In 2016, Johns Hopkins Bloomberg School of Public Health examined the projected return on investment in vaccinations between 2011 and 2020 in 94 low and middle-income countries. Looking only at the direct costs associated with illness, such as treatment and lost productivity, it found that the return for every £1 spent on vaccines was £16. When it expanded its analysis to look at the broader economic impact of illness, it found that the return was around £44 for every £1 spent. Such studies point to investment in vaccinations being an important means of improving health equity and reducing poverty, and to vaccinations providing value for money.

There is another aspect to this: investment in vaccinations in the poorest countries is also an investment in our own national security and resilience. I am always wary of the self-interest argument when it comes to defending overseas aid, and I think people generally see through those arguments, but polling evidence indicates that the general public understand that killer diseases such as Ebola do not respect borders and shows greater support for aid that focuses resources on tackling those diseases.

I will wrap up in a few moments, but I will close with several recommendations and observations, which the Minister will perhaps respond to today or follow up in writing at a later date. What efforts is Britain making, through its international partnerships and on its own, to improve vaccine coverage rates among the very poorest, ensuring that aid is spent on those who need it most and for whom it has the biggest benefit?

Distributional impacts should be taken into account when decisions are made about introducing or expanding vaccination programmes, and programmes accruing greater benefits to the poor should be prioritised over vaccines with less equity impact. Hard-to-reach families and people in isolated areas should be priority targets, as investment among those people significantly reduces the likelihood of disease outbreaks, which are more costly in lives and the money needed to respond.

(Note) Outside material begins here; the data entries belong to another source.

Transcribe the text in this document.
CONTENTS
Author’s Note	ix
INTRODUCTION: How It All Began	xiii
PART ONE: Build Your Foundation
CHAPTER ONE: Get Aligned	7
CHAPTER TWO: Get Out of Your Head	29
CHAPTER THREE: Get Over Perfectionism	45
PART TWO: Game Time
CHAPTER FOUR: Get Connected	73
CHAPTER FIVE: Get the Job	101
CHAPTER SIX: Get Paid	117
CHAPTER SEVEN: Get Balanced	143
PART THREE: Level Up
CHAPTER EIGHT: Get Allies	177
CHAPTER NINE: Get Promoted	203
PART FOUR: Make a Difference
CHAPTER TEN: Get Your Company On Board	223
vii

Despite significant progress since 2000, today, nearly one infant in 10—that is, around 30 million children—does not receive any vaccinations, and more than 1.5 million children under the age of five die from vaccine-preventable diseases every year. Pneumococcal conjugate vaccines immunise against the most common cause of pneumonia, but they remain inaccessible to millions largely due to high prices, thus leaving behind the poorest and most marginalised children.